Jury selection began Monday in the first trial for Baltimore police officers who were involved in the April arrest of Freddie Gray, an African-American man whose death launched a series of violent protests that ripped apart a city. The jury selection process for Officer William Porter is crucial because it could determine whether it is possible to select impartial juries in the city for each of six officers charged in connection with Gray’s death. Lawyers for the officers have said it’s not possible; Judge Barry Williams decided to try.
Porter is facing charges of involuntary manslaughter, reckless endangerment and assault in the death of Gray, who suffered massive injuries while in police custody after his arrest in April. Gray died a week later. Protests that had been mostly peaceful then turned ugly, with rioting, looting and arson rocking the city. Baltimore’s police chief was fired and “Justice for Freddie Gray” became the demonstrators’ battle cry. Gray’s case also prompted protests across the nation from demonstrators still outraged by the deaths of unarmed black men at the hands of police officers in Ferguson, Mo., and elsewhere.
The legal proceedings are expected to last until at least mid-December and will provide fresh details about how Gray suffered a severe spinal injury while being transported in a police van. It also could bring the first public account from one of the officers charged in the case, since Porter’s attorneys have said he will likely take the stand. Judge Barry G. Williams has told attorneys he expects at least 75 to 80 potential jurors to show up for screening on Monday.
It is unclear exactly how long it will take to seat a jury and when opening arguments will begin.

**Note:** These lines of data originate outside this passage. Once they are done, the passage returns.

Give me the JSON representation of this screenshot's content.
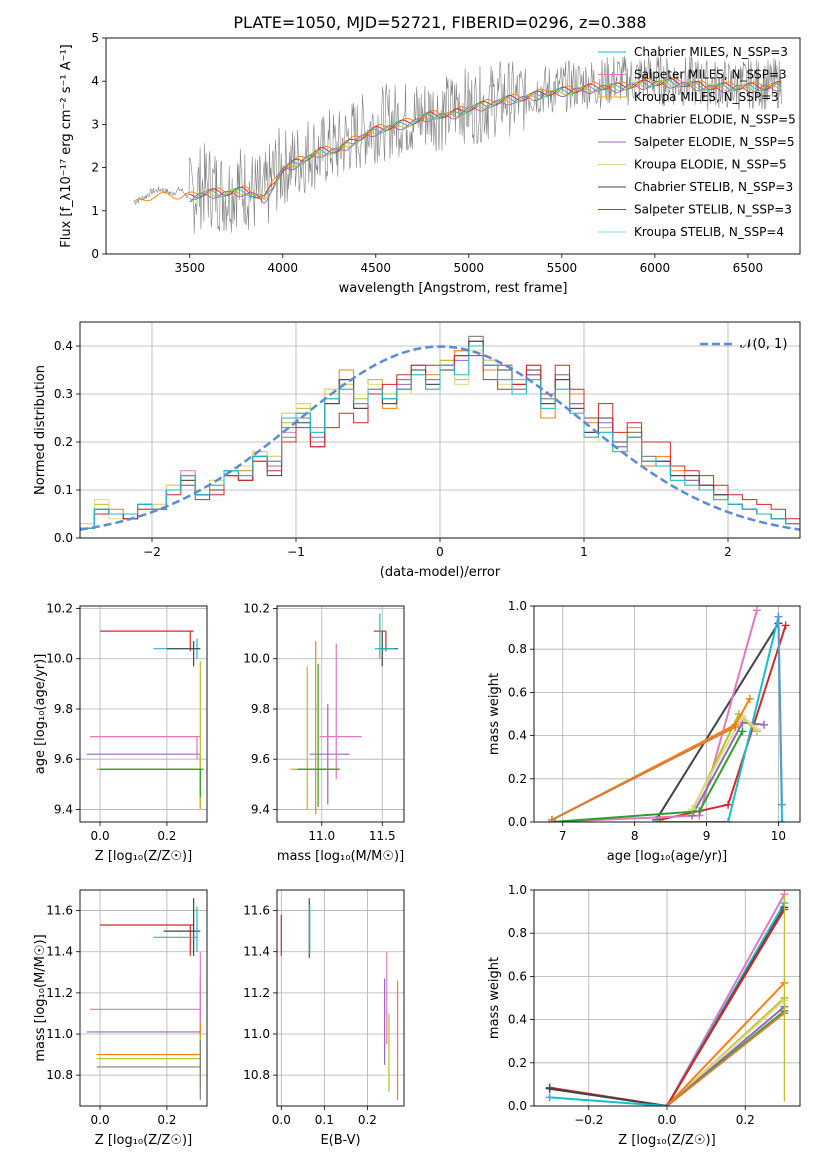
{
  "title": "PLATE=1050, MJD=52721, FIBERID=0296, z=0.388",
  "colors": [
    "#808080",
    "#ff7f0e",
    "#2ca02c",
    "#1f77b4",
    "#9467bd",
    "#bcbd22",
    "#444444",
    "#d62728",
    "#17becf",
    "#e377c2",
    "#ffa500",
    "#dbdb8d"
  ],
  "chart_data": [
    {
      "type": "line",
      "xlabel": "wavelength [Angstrom, rest frame]",
      "ylabel": "Flux [f_λ10⁻¹⁷ erg cm⁻² s⁻¹ A⁻¹]",
      "xlim": [
        3050,
        6780
      ],
      "ylim": [
        0,
        5
      ],
      "xticks": [
        "3500",
        "4000",
        "4500",
        "5000",
        "5500",
        "6000",
        "6500"
      ],
      "yticks": [
        "0",
        "1",
        "2",
        "3",
        "4",
        "5"
      ],
      "legend_position": "top-right",
      "legend": [
        "Chabrier MILES, N_SSP=3",
        "Salpeter MILES, N_SSP=3",
        "Kroupa MILES, N_SSP=3",
        "Chabrier ELODIE, N_SSP=5",
        "Salpeter ELODIE, N_SSP=5",
        "Kroupa ELODIE, N_SSP=5",
        "Chabrier STELIB, N_SSP=3",
        "Salpeter STELIB, N_SSP=3",
        "Kroupa STELIB, N_SSP=4"
      ],
      "legend_colors": [
        "#17becf",
        "#e377c2",
        "#ffa500",
        "#444444",
        "#9467bd",
        "#dbdb8d",
        "#444444",
        "#d62728",
        "#7fd8e8"
      ],
      "data_series": {
        "name": "data",
        "x": [
          3200,
          3250,
          3300,
          3350,
          3400,
          3450,
          3500,
          3550,
          3600,
          3650,
          3700,
          3750,
          3800,
          3850,
          3900,
          3950,
          4000,
          4050,
          4100,
          4150,
          4200,
          4250,
          4300,
          4350,
          4400,
          4450,
          4500,
          4550,
          4600,
          4650,
          4700,
          4750,
          4800,
          4850,
          4900,
          4950,
          5000,
          5050,
          5100,
          5150,
          5200,
          5250,
          5300,
          5350,
          5400,
          5450,
          5500,
          5550,
          5600,
          5650,
          5700,
          5750,
          5800,
          5850,
          5900,
          5950,
          6000,
          6050,
          6100,
          6150,
          6200,
          6250,
          6300,
          6350,
          6400,
          6450,
          6500,
          6550,
          6600,
          6650
        ],
        "y": [
          1.2,
          1.3,
          1.45,
          1.5,
          1.4,
          1.5,
          1.3,
          1.55,
          1.6,
          1.5,
          1.4,
          1.6,
          1.55,
          1.4,
          1.3,
          1.85,
          2.0,
          2.1,
          2.2,
          2.4,
          2.3,
          2.5,
          2.45,
          2.7,
          2.75,
          2.9,
          3.0,
          3.05,
          3.1,
          3.15,
          3.15,
          3.2,
          3.3,
          3.25,
          3.3,
          3.5,
          3.4,
          3.45,
          3.5,
          3.6,
          3.65,
          3.55,
          3.7,
          3.75,
          3.8,
          3.8,
          3.85,
          3.9,
          3.95,
          3.95,
          3.95,
          4.0,
          4.1,
          4.0,
          4.05,
          4.1,
          4.05,
          4.0,
          4.0,
          4.0,
          4.0,
          3.95,
          3.9,
          3.95,
          3.9,
          3.9,
          3.95,
          3.95,
          3.9,
          3.95
        ]
      },
      "model_series": {
        "name": "model",
        "x": [
          3200,
          3300,
          3400,
          3500,
          3600,
          3700,
          3800,
          3900,
          4000,
          4100,
          4200,
          4300,
          4400,
          4500,
          4600,
          4700,
          4800,
          4900,
          5000,
          5100,
          5200,
          5300,
          5400,
          5500,
          5600,
          5700,
          5800,
          5900,
          6000,
          6100,
          6200,
          6300,
          6400,
          6500,
          6600,
          6700
        ],
        "y": [
          1.15,
          1.35,
          1.35,
          1.35,
          1.45,
          1.45,
          1.5,
          1.3,
          2.0,
          2.2,
          2.4,
          2.45,
          2.7,
          2.9,
          3.0,
          3.1,
          3.25,
          3.25,
          3.4,
          3.5,
          3.6,
          3.65,
          3.75,
          3.8,
          3.85,
          3.9,
          3.9,
          3.95,
          4.0,
          4.0,
          3.95,
          3.9,
          3.9,
          3.9,
          3.9,
          3.95
        ]
      }
    },
    {
      "type": "line",
      "xlabel": "(data-model)/error",
      "ylabel": "Normed distribution",
      "xlim": [
        -2.5,
        2.5
      ],
      "ylim": [
        0,
        0.45
      ],
      "xticks": [
        "−2",
        "−1",
        "0",
        "1",
        "2"
      ],
      "yticks": [
        "0.0",
        "0.1",
        "0.2",
        "0.3",
        "0.4"
      ],
      "legend": [
        "𝒩(0, 1)"
      ],
      "legend_position": "top-right",
      "hist_bins": [
        -2.5,
        -2.4,
        -2.3,
        -2.2,
        -2.1,
        -2.0,
        -1.9,
        -1.8,
        -1.7,
        -1.6,
        -1.5,
        -1.4,
        -1.3,
        -1.2,
        -1.1,
        -1.0,
        -0.9,
        -0.8,
        -0.7,
        -0.6,
        -0.5,
        -0.4,
        -0.3,
        -0.2,
        -0.1,
        0.0,
        0.1,
        0.2,
        0.3,
        0.4,
        0.5,
        0.6,
        0.7,
        0.8,
        0.9,
        1.0,
        1.1,
        1.2,
        1.3,
        1.4,
        1.5,
        1.6,
        1.7,
        1.8,
        1.9,
        2.0,
        2.1,
        2.2,
        2.3,
        2.4,
        2.5
      ],
      "hist_series": [
        {
          "values": [
            0.02,
            0.06,
            0.05,
            0.04,
            0.07,
            0.06,
            0.11,
            0.14,
            0.09,
            0.1,
            0.14,
            0.12,
            0.16,
            0.15,
            0.22,
            0.25,
            0.2,
            0.28,
            0.33,
            0.27,
            0.3,
            0.29,
            0.33,
            0.36,
            0.33,
            0.36,
            0.39,
            0.42,
            0.37,
            0.36,
            0.31,
            0.34,
            0.29,
            0.34,
            0.28,
            0.22,
            0.25,
            0.2,
            0.22,
            0.17,
            0.16,
            0.13,
            0.13,
            0.11,
            0.09,
            0.07,
            0.06,
            0.05,
            0.04,
            0.03
          ]
        },
        {
          "values": [
            0.02,
            0.05,
            0.06,
            0.04,
            0.06,
            0.07,
            0.1,
            0.12,
            0.1,
            0.11,
            0.13,
            0.14,
            0.18,
            0.17,
            0.26,
            0.28,
            0.23,
            0.31,
            0.35,
            0.3,
            0.31,
            0.27,
            0.3,
            0.35,
            0.34,
            0.37,
            0.39,
            0.41,
            0.35,
            0.36,
            0.33,
            0.36,
            0.25,
            0.33,
            0.3,
            0.24,
            0.22,
            0.19,
            0.23,
            0.15,
            0.17,
            0.14,
            0.12,
            0.1,
            0.08,
            0.07,
            0.06,
            0.05,
            0.04,
            0.03
          ]
        },
        {
          "values": [
            0.03,
            0.07,
            0.05,
            0.05,
            0.07,
            0.06,
            0.11,
            0.13,
            0.09,
            0.12,
            0.13,
            0.15,
            0.17,
            0.16,
            0.24,
            0.27,
            0.22,
            0.3,
            0.31,
            0.29,
            0.33,
            0.3,
            0.31,
            0.34,
            0.31,
            0.37,
            0.33,
            0.4,
            0.36,
            0.33,
            0.31,
            0.33,
            0.28,
            0.31,
            0.27,
            0.21,
            0.23,
            0.18,
            0.22,
            0.16,
            0.15,
            0.12,
            0.12,
            0.1,
            0.08,
            0.07,
            0.06,
            0.05,
            0.04,
            0.03
          ]
        },
        {
          "values": [
            0.02,
            0.06,
            0.05,
            0.04,
            0.07,
            0.06,
            0.1,
            0.13,
            0.09,
            0.1,
            0.14,
            0.12,
            0.16,
            0.15,
            0.21,
            0.25,
            0.2,
            0.28,
            0.33,
            0.27,
            0.3,
            0.29,
            0.33,
            0.36,
            0.33,
            0.36,
            0.38,
            0.42,
            0.37,
            0.36,
            0.31,
            0.34,
            0.29,
            0.34,
            0.28,
            0.22,
            0.25,
            0.2,
            0.22,
            0.17,
            0.16,
            0.13,
            0.13,
            0.11,
            0.09,
            0.07,
            0.06,
            0.05,
            0.04,
            0.03
          ]
        },
        {
          "values": [
            0.02,
            0.05,
            0.05,
            0.04,
            0.07,
            0.06,
            0.1,
            0.13,
            0.1,
            0.1,
            0.14,
            0.13,
            0.17,
            0.16,
            0.23,
            0.26,
            0.21,
            0.29,
            0.32,
            0.28,
            0.31,
            0.28,
            0.32,
            0.35,
            0.32,
            0.36,
            0.37,
            0.41,
            0.36,
            0.35,
            0.32,
            0.34,
            0.28,
            0.33,
            0.28,
            0.22,
            0.24,
            0.19,
            0.21,
            0.16,
            0.16,
            0.13,
            0.12,
            0.11,
            0.09,
            0.07,
            0.06,
            0.05,
            0.04,
            0.03
          ]
        },
        {
          "values": [
            0.03,
            0.08,
            0.04,
            0.05,
            0.06,
            0.07,
            0.11,
            0.12,
            0.1,
            0.12,
            0.13,
            0.15,
            0.18,
            0.17,
            0.26,
            0.28,
            0.22,
            0.31,
            0.32,
            0.3,
            0.32,
            0.28,
            0.3,
            0.34,
            0.32,
            0.36,
            0.32,
            0.39,
            0.37,
            0.32,
            0.3,
            0.33,
            0.27,
            0.3,
            0.26,
            0.2,
            0.22,
            0.18,
            0.21,
            0.16,
            0.15,
            0.12,
            0.11,
            0.1,
            0.08,
            0.07,
            0.06,
            0.05,
            0.04,
            0.03
          ]
        },
        {
          "values": [
            0.02,
            0.06,
            0.05,
            0.04,
            0.07,
            0.06,
            0.1,
            0.12,
            0.09,
            0.1,
            0.13,
            0.12,
            0.17,
            0.13,
            0.2,
            0.24,
            0.19,
            0.28,
            0.33,
            0.27,
            0.3,
            0.28,
            0.31,
            0.35,
            0.32,
            0.35,
            0.38,
            0.41,
            0.36,
            0.35,
            0.32,
            0.35,
            0.28,
            0.33,
            0.27,
            0.22,
            0.25,
            0.2,
            0.21,
            0.16,
            0.16,
            0.13,
            0.13,
            0.11,
            0.09,
            0.07,
            0.06,
            0.05,
            0.04,
            0.03
          ]
        },
        {
          "values": [
            0.02,
            0.05,
            0.05,
            0.04,
            0.06,
            0.06,
            0.09,
            0.11,
            0.08,
            0.09,
            0.13,
            0.12,
            0.16,
            0.14,
            0.2,
            0.23,
            0.19,
            0.23,
            0.26,
            0.24,
            0.3,
            0.32,
            0.34,
            0.36,
            0.36,
            0.36,
            0.38,
            0.38,
            0.33,
            0.31,
            0.32,
            0.36,
            0.3,
            0.36,
            0.31,
            0.25,
            0.28,
            0.22,
            0.24,
            0.2,
            0.2,
            0.15,
            0.14,
            0.13,
            0.11,
            0.09,
            0.08,
            0.07,
            0.06,
            0.04
          ]
        },
        {
          "values": [
            0.02,
            0.06,
            0.05,
            0.05,
            0.07,
            0.06,
            0.1,
            0.13,
            0.09,
            0.11,
            0.14,
            0.13,
            0.17,
            0.16,
            0.25,
            0.26,
            0.22,
            0.29,
            0.31,
            0.28,
            0.31,
            0.29,
            0.31,
            0.34,
            0.31,
            0.36,
            0.34,
            0.4,
            0.36,
            0.33,
            0.3,
            0.33,
            0.27,
            0.31,
            0.26,
            0.21,
            0.22,
            0.18,
            0.21,
            0.16,
            0.15,
            0.12,
            0.11,
            0.1,
            0.08,
            0.07,
            0.06,
            0.05,
            0.04,
            0.03
          ]
        }
      ],
      "hist_colors": [
        "#e377c2",
        "#ff7f0e",
        "#bcbd22",
        "#808080",
        "#9467bd",
        "#dbdb8d",
        "#444444",
        "#d62728",
        "#17becf"
      ]
    },
    {
      "type": "scatter",
      "xlabel": "Z [log₁₀(Z/Z☉)]",
      "ylabel": "age  [log₁₀(age/yr)]",
      "xlim": [
        -0.06,
        0.32
      ],
      "ylim": [
        9.35,
        10.21
      ],
      "xticks": [
        "0.0",
        "0.2"
      ],
      "yticks": [
        "9.4",
        "9.6",
        "9.8",
        "10.0",
        "10.2"
      ]
    },
    {
      "type": "scatter",
      "xlabel": "mass [log₁₀(M/M☉)]",
      "ylabel": "",
      "xlim": [
        10.63,
        11.68
      ],
      "ylim": [
        9.35,
        10.21
      ],
      "xticks": [
        "11.0",
        "11.5"
      ],
      "yticks": [
        "9.4",
        "9.6",
        "9.8",
        "10.0",
        "10.2"
      ]
    },
    {
      "type": "line",
      "xlabel": "age  [log₁₀(age/yr)]",
      "ylabel": "mass weight",
      "xlim": [
        6.6,
        10.3
      ],
      "ylim": [
        0,
        1.0
      ],
      "xticks": [
        "7",
        "8",
        "9",
        "10"
      ],
      "yticks": [
        "0.0",
        "0.2",
        "0.4",
        "0.6",
        "0.8",
        "1.0"
      ]
    },
    {
      "type": "scatter",
      "xlabel": "Z [log₁₀(Z/Z☉)]",
      "ylabel": "mass [log₁₀(M/M☉)]",
      "xlim": [
        -0.06,
        0.32
      ],
      "ylim": [
        10.65,
        11.7
      ],
      "xticks": [
        "0.0",
        "0.2"
      ],
      "yticks": [
        "10.8",
        "11.0",
        "11.2",
        "11.4",
        "11.6"
      ]
    },
    {
      "type": "scatter",
      "xlabel": "E(B-V)",
      "ylabel": "",
      "xlim": [
        -0.01,
        0.285
      ],
      "ylim": [
        10.65,
        11.7
      ],
      "xticks": [
        "0.0",
        "0.1",
        "0.2"
      ],
      "yticks": [
        "10.8",
        "11.0",
        "11.2",
        "11.4",
        "11.6"
      ]
    },
    {
      "type": "line",
      "xlabel": "Z [log₁₀(Z/Z☉)]",
      "ylabel": "mass weight",
      "xlim": [
        -0.34,
        0.34
      ],
      "ylim": [
        0,
        1.0
      ],
      "xticks": [
        "−0.2",
        "0.0",
        "0.2"
      ],
      "yticks": [
        "0.0",
        "0.2",
        "0.4",
        "0.6",
        "0.8",
        "1.0"
      ]
    }
  ]
}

Prosecutors are expected to argue that Gray was critically injured in the van because he was unbelted, with legs and arms restrained, during the drive. Prosecutors have said officers then ignored Gray’s pleas for medical help.
Defense attorneys, however, have said prosecutors rushed to judgment in filing charges against Porter and his colleagues. Porter’s attorneys will also likely rebut the medical examiner’s report that classified Gray’s death as a homicide, saying coroners relied too much on information from prosecutors to reach their conclusions.
Prosecutors have not detailed exactly how Gray was injured or the events leading up to it, but medical examiners wrote in an autopsy report obtained by the Baltimore Sun that Gray may have climbed to his feet and then fallen as the van was making a turn, accelerating or decelerating. Gray was taken to the hospital where he died on April 19. A week of protests followed his death and then some of the unrest turned violent in the wake of Gray’s funeral on April 27. Rocks were thrown at police, cars were burned, and a CVS was looted and set aflame. Maryland Gov. Larry Hogan called in the National Guard and a curfew was imposed. Calm eventually was restored but not before there was widespread damage in parts of the city.